- Coat of arms
- Coordinates (Osieczna): 51°54′21″N 16°40′35″E﻿ / ﻿51.90583°N 16.67639°E
- Country: Poland
- Voivodeship: Greater Poland
- County: Leszno County
- Seat: Osieczna

Area
- • Total: 128.73 km^{2} (49.70 sq mi)

Population (2006)
- • Total: 8,576
- • Density: 67/km^{2} (170/sq mi)
- • Urban: 2,018
- • Rural: 6,558
- Website: http://www.osieczna.pl/

= Gmina Osieczna, Greater Poland Voivodeship =

Gmina Osieczna is an urban-rural gmina (administrative district) in Leszno County, Greater Poland Voivodeship, in west-central Poland. Its seat is the town of Osieczna, which lies approximately 10 km north-east of Leszno and 58 km south of the regional capital Poznań.

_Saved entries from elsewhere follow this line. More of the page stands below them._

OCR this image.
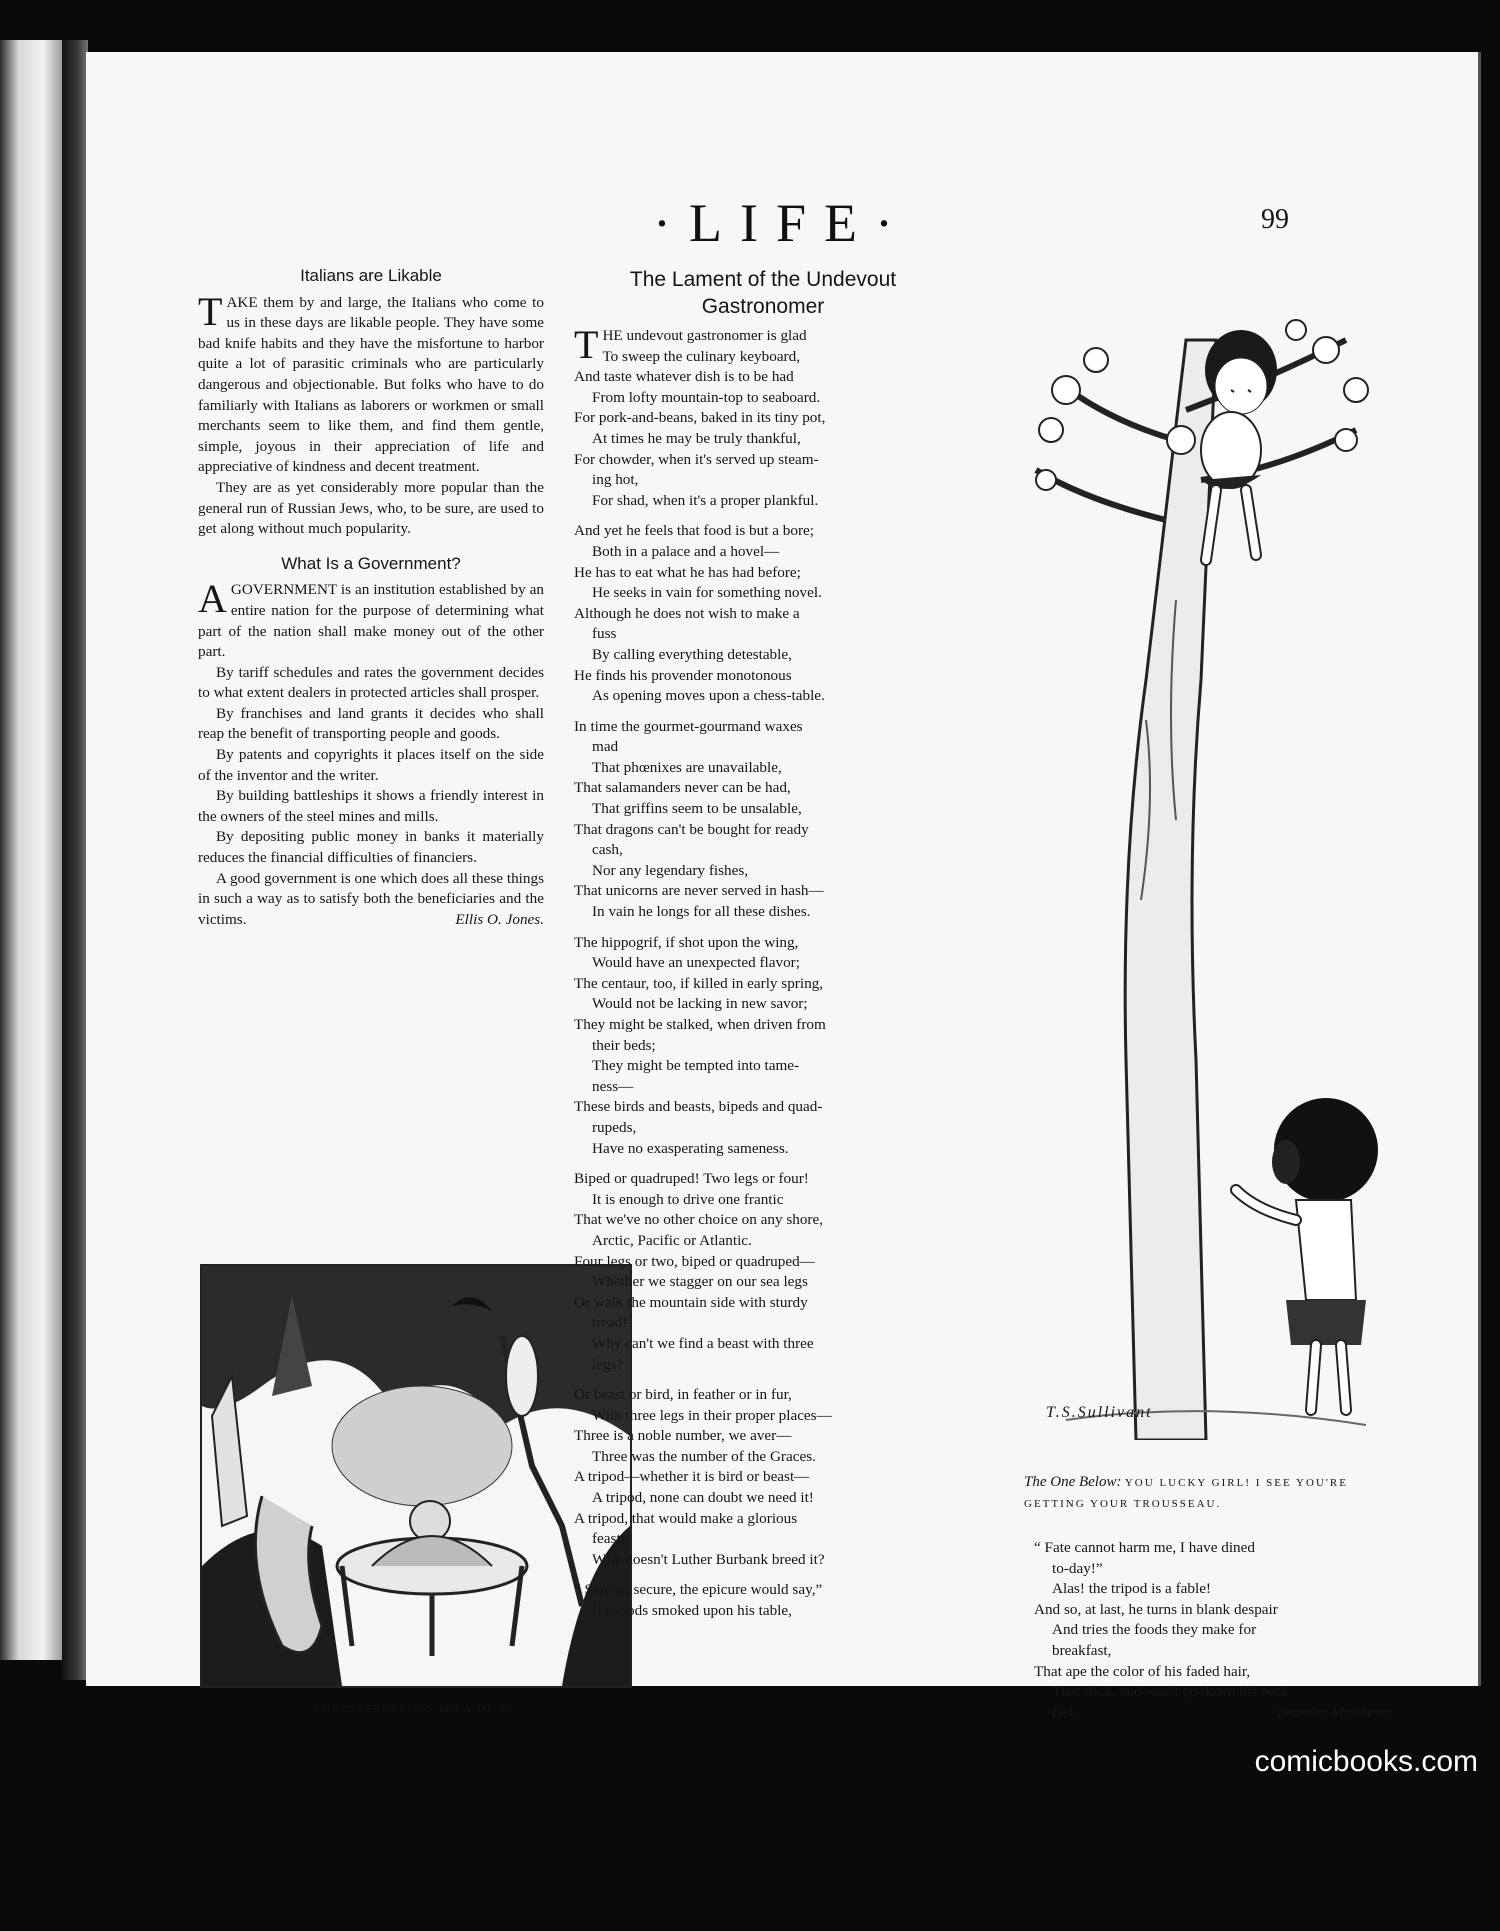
·LIFE·	99
Italians are Likable

TAKE them by and large, the Italians who come to us in these days are likable people. They have some bad knife habits and they have the misfortune to harbor quite a lot of parasitic criminals who are particularly dangerous and objectionable. But folks who have to do familiarly with Italians as laborers or workmen or small merchants seem to like them, and find them gentle, simple, joyous in their appreciation of life and appreciative of kindness and decent treatment.

They are as yet considerably more popular than the general run of Russian Jews, who, to be sure, are used to get along without much popularity.

What Is a Government?

AGOVERNMENT is an institution established by an entire nation for the purpose of determining what part of the nation shall make money out of the other part.

By tariff schedules and rates the government decides to what extent dealers in protected articles shall prosper.

By franchises and land grants it decides who shall reap the benefit of transporting people and goods.

By patents and copyrights it places itself on the side of the inventor and the writer.

By building battleships it shows a friendly interest in the owners of the steel mines and mills.

By depositing public money in banks it materially reduces the financial difficulties of financiers.

A good government is one which does all these things in such a way as to satisfy both the beneficiaries and the victims.	Ellis O. Jones.

THE DYSPEPTIC'S IDEA OF IT
The Lament of the Undevout Gastronomer

THE undevout gastronomer is glad

To sweep the culinary keyboard,

And taste whatever dish is to be had

From lofty mountain-top to seaboard.

For pork-and-beans, baked in its tiny pot,

At times he may be truly thankful,

For chowder, when it's served up steam-

ing hot,

For shad, when it's a proper plankful.

And yet he feels that food is but a bore;

Both in a palace and a hovel—

He has to eat what he has had before;

He seeks in vain for something novel.

Although he does not wish to make a

fuss

By calling everything detestable,

He finds his provender monotonous

As opening moves upon a chess-table.

In time the gourmet-gourmand waxes

mad

That phœnixes are unavailable,

That salamanders never can be had,

That griffins seem to be unsalable,

That dragons can't be bought for ready

cash,

Nor any legendary fishes,

That unicorns are never served in hash—

In vain he longs for all these dishes.

The hippogrif, if shot upon the wing,

Would have an unexpected flavor;

The centaur, too, if killed in early spring,

Would not be lacking in new savor;

They might be stalked, when driven from

their beds;

They might be tempted into tame-

ness—

These birds and beasts, bipeds and quad-

rupeds,

Have no exasperating sameness.

Biped or quadruped! Two legs or four!

It is enough to drive one frantic

That we've no other choice on any shore,

Arctic, Pacific or Atlantic.

Four legs or two, biped or quadruped—

Whether we stagger on our sea legs

Or walk the mountain side with sturdy

tread!

Why can't we find a beast with three

legs?

Or beast or bird, in feather or in fur,

With three legs in their proper places—

Three is a noble number, we aver—

Three was the number of the Graces.

A tripod—whether it is bird or beast—

A tripod, none can doubt we need it!

A tripod, that would make a glorious

feast!

Why doesn't Luther Burbank breed it?

“ Serene, secure, the epicure would say,”

If tripods smoked upon his table,

T.S.Sullivant
The One Below: YOU LUCKY GIRL! I SEE YOU'RE GETTING YOUR TROUSSEAU.

“ Fate cannot harm me, I have dined

to-day!”

Alas! the tripod is a fable!

And so, at last, he turns in blank despair

And tries the foods they make for

breakfast,

That ape the color of his faded hair,

That stick, and won't go down his neck

fast.	Brander Matthews.
comicbooks.com
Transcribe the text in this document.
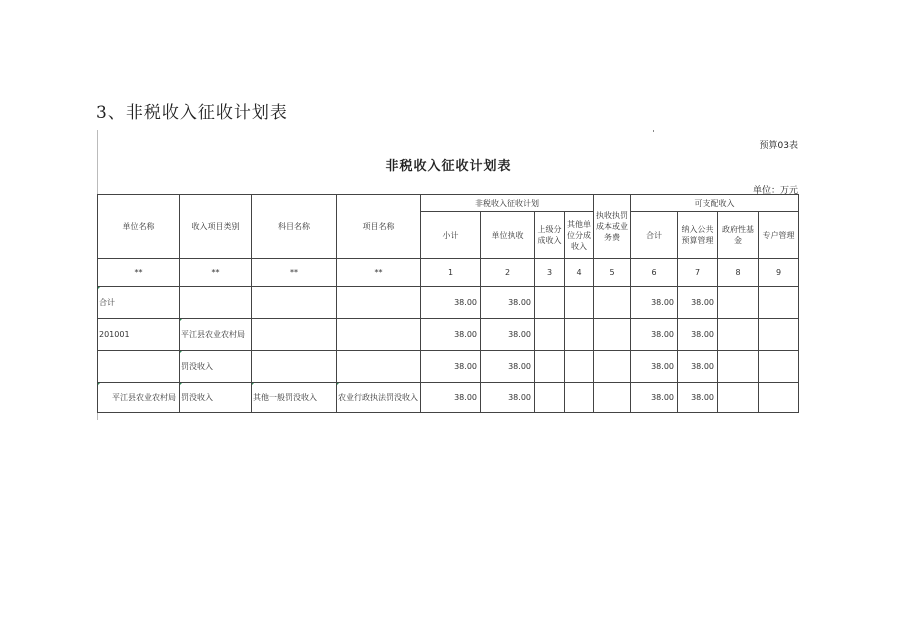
3、非税收入征收计划表
预算03表
非税收入征收计划表
单位：万元
单位名称	收入项目类别	科目名称	项目名称	非税收入征收计划				执收执罚成本或业务费	可支配收入			
				小计	单位执收	上级分成收入	其他单位分成收入		合计	纳入公共预算管理	政府性基金	专户管理
**	**	**	**	1	2	3	4	5	6	7	8	9
合计				38.00	38.00				38.00	38.00		
201001	平江县农业农村局			38.00	38.00				38.00	38.00		
	罚没收入			38.00	38.00				38.00	38.00		
平江县农业农村局	罚没收入	其他一般罚没收入	农业行政执法罚没收入	38.00	38.00				38.00	38.00		
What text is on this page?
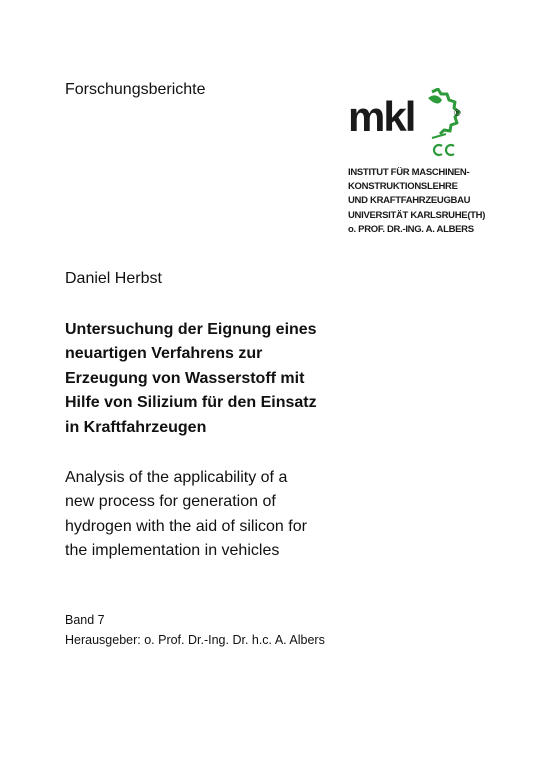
Forschungsberichte

mkl	®
INSTITUT FÜR MASCHINEN-
KONSTRUKTIONSLEHRE
UND KRAFTFAHRZEUGBAU
UNIVERSITÄT KARLSRUHE(TH)
o. PROF. DR.-ING. A. ALBERS

Daniel Herbst

Untersuchung der Eignung eines
neuartigen Verfahrens zur
Erzeugung von Wasserstoff mit
Hilfe von Silizium für den Einsatz
in Kraftfahrzeugen
Analysis of the applicability of a
new process for generation of
hydrogen with the aid of silicon for
the implementation in vehicles
Band 7
Herausgeber: o. Prof. Dr.-Ing. Dr. h.c. A. Albers
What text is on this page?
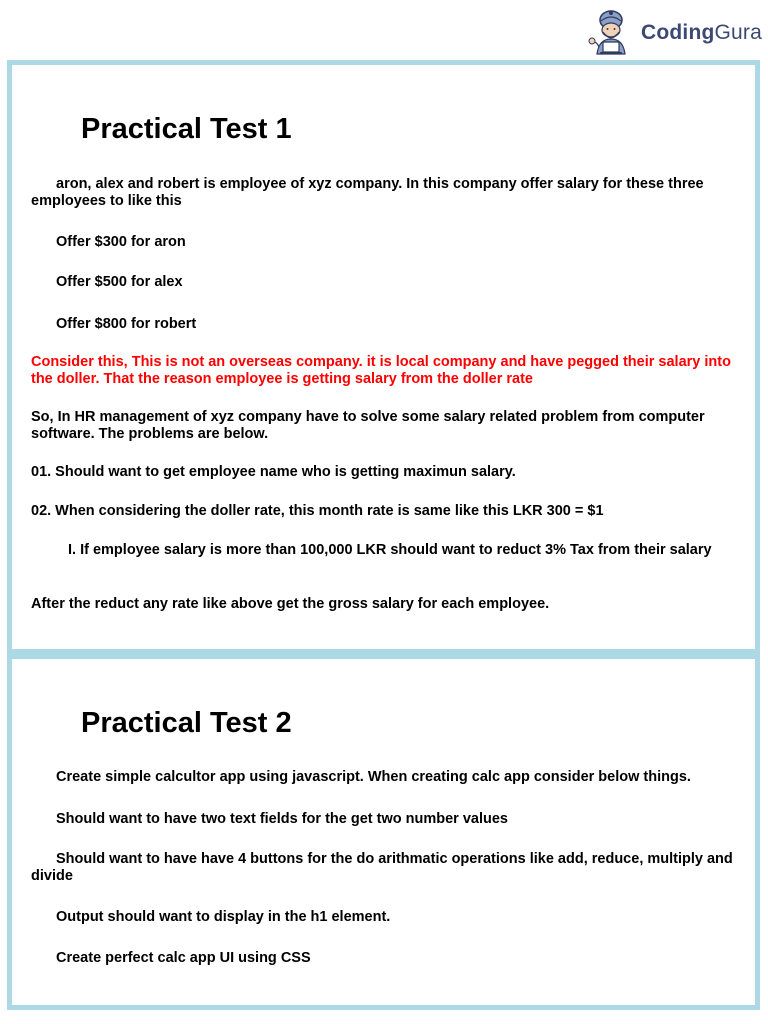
CodingGura
Practical Test 1

aron, alex and robert is employee of xyz company. In this company offer salary for these three employees to like this

Offer $300 for aron

Offer $500 for alex

Offer $800 for robert

Consider this, This is not an overseas company. it is local company and have pegged their salary into the doller. That the reason employee is getting salary from the doller rate

So, In HR management of xyz company have to solve some salary related problem from computer software. The problems are below.

01. Should want to get employee name who is getting maximun salary.

02. When considering the doller rate, this month rate is same like this LKR 300 = $1

I. If employee salary is more than 100,000 LKR should want to reduct 3% Tax from their salary

After the reduct any rate like above get the gross salary for each employee.

Practical Test 2

Create simple calcultor app using javascript. When creating calc app consider below things.

Should want to have two text fields for the get two number values

Should want to have have 4 buttons for the do arithmatic operations like add, reduce, multiply and divide

Output should want to display in the h1 element.

Create perfect calc app UI using CSS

The gmina covers an area of 128.73 km2, and as of 2006 its total population is 8,576 (out of which the population of Osieczna amounts to 2,018, and the population of the rural part of the gmina is 6,558).

==Villages==
Apart from the town of Osieczna, Gmina Osieczna contains the villages and settlements of Adamowo, Berdychowo, Chmielkowo, Dobramyśl, Drzeczkowo, Frankowo, Górka, Grodzisko, Jeziorki, Kąkolewo, Kąty, Kleszczewo, Kopanina, Łoniewo, Maciejewo, Miąskowo, Nowe Wolkowo, Popowo Wonieskie, Świerczyna, Trzebania, Ustronie, Witosław, Wojnowice, Wolkowo and Ziemnice.

==Neighbouring gminas==
Gmina Osieczna is bordered by the city of Leszno and by the gminas of Krzemieniewo, Krzywiń, Lipno, Rydzyna and Śmigiel.